The following two are from Introductory Functional Analysis by E Kreyszig:
2.5-2 Lemma . A [sequentially] compact subset M of a metric space is closed and bounded.
The converse of this lemma is in general false.
However, for a finite dimensional normed space we have :
2.5-3 Theorem. In a finite dimensional normed space X, any subset $M \subset X$ is [sequentially] compact if and only if M is closed and bounded.

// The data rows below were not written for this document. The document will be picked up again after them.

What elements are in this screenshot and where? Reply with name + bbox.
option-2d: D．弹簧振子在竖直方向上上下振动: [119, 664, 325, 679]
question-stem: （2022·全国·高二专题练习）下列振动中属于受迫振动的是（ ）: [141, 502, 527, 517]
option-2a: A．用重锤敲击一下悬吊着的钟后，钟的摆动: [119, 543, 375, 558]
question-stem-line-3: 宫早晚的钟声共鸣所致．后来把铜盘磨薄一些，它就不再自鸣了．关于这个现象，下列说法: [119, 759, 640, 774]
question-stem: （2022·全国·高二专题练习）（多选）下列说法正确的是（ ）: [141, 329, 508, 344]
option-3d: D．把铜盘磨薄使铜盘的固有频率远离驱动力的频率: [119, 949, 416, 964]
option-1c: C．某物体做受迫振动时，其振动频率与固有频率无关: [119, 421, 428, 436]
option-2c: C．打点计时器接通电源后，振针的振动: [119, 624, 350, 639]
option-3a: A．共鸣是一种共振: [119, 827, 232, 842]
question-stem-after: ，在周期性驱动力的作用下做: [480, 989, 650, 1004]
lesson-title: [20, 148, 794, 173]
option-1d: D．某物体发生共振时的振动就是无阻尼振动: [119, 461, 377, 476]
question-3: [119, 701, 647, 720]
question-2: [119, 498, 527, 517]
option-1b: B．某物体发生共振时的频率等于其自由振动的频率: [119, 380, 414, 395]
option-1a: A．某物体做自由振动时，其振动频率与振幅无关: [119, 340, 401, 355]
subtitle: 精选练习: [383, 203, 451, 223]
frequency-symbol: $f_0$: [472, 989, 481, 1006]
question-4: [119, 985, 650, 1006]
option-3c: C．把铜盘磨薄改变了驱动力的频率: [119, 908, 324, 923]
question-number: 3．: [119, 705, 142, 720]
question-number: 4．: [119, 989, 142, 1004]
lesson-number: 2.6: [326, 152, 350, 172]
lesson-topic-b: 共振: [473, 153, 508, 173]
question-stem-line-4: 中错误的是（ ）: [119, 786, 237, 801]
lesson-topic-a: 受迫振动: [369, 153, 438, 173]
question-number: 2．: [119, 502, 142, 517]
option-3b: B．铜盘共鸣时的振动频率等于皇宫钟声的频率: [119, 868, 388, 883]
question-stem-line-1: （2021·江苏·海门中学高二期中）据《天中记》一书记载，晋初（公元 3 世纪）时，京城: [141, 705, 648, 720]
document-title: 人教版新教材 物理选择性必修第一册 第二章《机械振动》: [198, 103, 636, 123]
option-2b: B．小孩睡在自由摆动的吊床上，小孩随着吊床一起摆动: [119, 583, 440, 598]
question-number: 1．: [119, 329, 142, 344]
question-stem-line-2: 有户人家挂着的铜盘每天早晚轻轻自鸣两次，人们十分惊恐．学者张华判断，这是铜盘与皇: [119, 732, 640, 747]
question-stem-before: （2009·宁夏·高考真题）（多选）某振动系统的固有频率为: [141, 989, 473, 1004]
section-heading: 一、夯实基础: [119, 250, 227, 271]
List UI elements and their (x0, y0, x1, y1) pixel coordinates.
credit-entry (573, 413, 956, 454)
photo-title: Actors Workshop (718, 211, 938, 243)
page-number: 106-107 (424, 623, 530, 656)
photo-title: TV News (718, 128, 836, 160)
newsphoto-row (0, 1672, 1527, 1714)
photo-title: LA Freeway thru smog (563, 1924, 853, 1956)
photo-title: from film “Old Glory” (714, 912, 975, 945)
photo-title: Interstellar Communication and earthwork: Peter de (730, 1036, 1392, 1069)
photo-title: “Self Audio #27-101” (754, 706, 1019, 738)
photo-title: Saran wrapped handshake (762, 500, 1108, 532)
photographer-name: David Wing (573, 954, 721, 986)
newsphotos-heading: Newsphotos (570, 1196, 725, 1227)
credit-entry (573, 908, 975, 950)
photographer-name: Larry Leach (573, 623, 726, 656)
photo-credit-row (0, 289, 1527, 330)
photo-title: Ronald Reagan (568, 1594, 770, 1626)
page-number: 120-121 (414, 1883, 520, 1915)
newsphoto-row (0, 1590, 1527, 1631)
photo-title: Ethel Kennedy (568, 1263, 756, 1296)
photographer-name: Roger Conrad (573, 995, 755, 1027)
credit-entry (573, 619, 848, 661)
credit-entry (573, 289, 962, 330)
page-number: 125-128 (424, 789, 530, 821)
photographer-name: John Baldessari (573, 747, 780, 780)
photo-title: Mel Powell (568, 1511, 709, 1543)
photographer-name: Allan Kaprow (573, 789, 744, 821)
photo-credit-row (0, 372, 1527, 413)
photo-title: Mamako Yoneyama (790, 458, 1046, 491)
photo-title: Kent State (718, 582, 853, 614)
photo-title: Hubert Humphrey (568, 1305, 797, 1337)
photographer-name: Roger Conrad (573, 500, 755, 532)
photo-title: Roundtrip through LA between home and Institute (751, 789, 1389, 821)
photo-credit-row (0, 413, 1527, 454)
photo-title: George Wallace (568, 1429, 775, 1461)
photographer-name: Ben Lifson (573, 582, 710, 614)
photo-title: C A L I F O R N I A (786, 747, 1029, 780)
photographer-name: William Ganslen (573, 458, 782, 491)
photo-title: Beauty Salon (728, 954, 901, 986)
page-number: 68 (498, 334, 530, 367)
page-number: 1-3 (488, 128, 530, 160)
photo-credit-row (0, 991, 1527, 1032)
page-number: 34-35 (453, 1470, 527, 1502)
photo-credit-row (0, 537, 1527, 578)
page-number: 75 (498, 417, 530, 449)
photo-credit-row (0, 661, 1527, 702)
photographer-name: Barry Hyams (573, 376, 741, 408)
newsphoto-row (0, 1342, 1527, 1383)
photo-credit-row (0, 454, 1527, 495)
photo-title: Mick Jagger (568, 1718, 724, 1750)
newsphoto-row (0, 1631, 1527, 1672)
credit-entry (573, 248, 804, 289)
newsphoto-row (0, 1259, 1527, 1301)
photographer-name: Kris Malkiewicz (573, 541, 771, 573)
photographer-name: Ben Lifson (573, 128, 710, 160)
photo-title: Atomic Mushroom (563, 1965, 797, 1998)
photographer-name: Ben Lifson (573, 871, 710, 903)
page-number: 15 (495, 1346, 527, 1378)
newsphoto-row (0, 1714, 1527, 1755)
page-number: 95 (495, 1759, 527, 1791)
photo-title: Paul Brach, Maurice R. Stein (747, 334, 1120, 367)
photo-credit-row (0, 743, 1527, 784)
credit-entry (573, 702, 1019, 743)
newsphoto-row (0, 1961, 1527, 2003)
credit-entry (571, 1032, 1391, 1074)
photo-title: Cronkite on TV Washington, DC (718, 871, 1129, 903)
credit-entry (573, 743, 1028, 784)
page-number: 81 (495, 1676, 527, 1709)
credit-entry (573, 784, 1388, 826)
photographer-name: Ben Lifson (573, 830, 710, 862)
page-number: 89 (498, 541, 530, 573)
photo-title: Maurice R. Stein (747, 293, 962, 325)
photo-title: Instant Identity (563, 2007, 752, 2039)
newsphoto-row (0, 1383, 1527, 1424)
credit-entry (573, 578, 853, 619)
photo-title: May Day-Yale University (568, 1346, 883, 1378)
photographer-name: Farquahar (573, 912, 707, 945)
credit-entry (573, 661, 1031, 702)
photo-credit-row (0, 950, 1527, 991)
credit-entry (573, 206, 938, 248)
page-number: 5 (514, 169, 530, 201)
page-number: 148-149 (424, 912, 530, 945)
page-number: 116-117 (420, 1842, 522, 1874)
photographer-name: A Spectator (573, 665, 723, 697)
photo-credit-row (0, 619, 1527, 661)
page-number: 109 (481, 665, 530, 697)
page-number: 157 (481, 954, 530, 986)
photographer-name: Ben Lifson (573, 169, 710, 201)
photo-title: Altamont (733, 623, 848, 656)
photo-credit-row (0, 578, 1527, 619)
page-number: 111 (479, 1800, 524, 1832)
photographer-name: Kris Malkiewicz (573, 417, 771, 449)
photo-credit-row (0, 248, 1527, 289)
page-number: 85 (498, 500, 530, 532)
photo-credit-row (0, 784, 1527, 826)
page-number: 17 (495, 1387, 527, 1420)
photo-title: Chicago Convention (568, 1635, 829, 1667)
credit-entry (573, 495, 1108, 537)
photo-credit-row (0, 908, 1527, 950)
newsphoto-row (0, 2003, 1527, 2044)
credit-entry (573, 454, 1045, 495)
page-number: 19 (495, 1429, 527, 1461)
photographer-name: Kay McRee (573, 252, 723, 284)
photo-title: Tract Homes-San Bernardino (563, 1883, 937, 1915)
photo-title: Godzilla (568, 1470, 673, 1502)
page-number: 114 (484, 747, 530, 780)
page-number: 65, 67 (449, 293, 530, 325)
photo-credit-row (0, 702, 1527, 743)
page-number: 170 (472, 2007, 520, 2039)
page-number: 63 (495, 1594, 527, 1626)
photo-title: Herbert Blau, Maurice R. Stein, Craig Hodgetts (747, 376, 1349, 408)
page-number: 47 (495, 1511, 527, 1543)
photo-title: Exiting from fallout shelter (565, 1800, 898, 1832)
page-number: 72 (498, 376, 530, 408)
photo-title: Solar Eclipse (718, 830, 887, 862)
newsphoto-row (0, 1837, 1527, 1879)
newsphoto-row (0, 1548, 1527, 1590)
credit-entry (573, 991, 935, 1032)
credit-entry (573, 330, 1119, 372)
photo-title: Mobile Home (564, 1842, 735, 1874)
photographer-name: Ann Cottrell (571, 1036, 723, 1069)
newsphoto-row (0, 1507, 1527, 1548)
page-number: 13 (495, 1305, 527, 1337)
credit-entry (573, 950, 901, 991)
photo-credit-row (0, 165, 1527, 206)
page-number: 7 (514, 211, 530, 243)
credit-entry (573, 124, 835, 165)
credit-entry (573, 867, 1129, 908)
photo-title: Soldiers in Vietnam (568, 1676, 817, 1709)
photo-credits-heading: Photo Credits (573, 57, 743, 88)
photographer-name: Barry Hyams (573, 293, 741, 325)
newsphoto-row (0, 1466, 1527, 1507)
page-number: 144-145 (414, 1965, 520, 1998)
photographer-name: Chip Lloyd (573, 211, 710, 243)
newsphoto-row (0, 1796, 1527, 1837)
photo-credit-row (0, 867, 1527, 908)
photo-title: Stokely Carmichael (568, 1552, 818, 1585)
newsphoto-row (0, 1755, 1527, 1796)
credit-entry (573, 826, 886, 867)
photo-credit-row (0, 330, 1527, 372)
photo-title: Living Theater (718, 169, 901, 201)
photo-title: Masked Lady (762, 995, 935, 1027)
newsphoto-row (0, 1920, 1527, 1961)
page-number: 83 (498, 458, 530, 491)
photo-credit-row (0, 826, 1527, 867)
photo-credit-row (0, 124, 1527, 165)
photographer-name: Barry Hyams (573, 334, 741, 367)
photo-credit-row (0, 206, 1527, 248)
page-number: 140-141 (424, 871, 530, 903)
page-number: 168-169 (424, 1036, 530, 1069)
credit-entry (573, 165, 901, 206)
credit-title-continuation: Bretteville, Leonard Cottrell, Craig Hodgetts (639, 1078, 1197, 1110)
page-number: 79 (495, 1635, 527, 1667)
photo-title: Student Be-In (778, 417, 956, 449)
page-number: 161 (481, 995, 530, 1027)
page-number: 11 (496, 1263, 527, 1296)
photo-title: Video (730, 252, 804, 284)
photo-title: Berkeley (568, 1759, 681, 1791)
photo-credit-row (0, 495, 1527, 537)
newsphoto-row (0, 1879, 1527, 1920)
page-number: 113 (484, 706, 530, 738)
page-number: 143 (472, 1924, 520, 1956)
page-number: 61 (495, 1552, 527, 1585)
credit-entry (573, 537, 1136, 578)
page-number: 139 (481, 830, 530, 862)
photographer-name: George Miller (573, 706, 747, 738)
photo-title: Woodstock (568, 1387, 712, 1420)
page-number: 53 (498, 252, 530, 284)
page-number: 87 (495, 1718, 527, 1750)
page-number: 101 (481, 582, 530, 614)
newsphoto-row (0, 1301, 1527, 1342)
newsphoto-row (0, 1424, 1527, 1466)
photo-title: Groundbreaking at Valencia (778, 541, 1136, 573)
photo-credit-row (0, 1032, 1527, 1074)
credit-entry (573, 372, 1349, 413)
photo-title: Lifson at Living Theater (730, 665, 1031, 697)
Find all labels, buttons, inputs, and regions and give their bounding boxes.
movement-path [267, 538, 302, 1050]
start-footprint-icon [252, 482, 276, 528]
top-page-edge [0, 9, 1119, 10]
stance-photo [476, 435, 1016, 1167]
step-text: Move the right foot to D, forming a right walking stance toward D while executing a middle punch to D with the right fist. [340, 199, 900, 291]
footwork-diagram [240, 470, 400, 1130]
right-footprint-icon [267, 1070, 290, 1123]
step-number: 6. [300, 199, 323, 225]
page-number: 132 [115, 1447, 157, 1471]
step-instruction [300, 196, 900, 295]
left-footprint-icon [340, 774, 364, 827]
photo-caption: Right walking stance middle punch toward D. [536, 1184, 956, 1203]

On the other hand, here it shows that $\mathbb{Q}\cap[0,2]$ is not sequentially compact thus must be infinite dimensional (over $\Bbb R$ or $\Bbb C$) but any element of $\mathbb{Q}\cap[0,2]$ can be written as a multiple of some element in $\Bbb R$ (or $\Bbb C$) times 1 so dimension of $\mathbb{Q}\cap[0,2]$ over $\Bbb R$ (or $\Bbb C$) is 1 not infinite! Contradiction?
Since $\mathbb Q\cap[0,2]$ is not a normed space, there is no contradiction.
On the other hand, $\mathbb R$ is a $1$-dimensional normed space and, indeed, $\mathbb Q\cap[0,2]$ is a subset of $\mathbb R$ whichnot closed and not compact. So, again, there is no contradiction.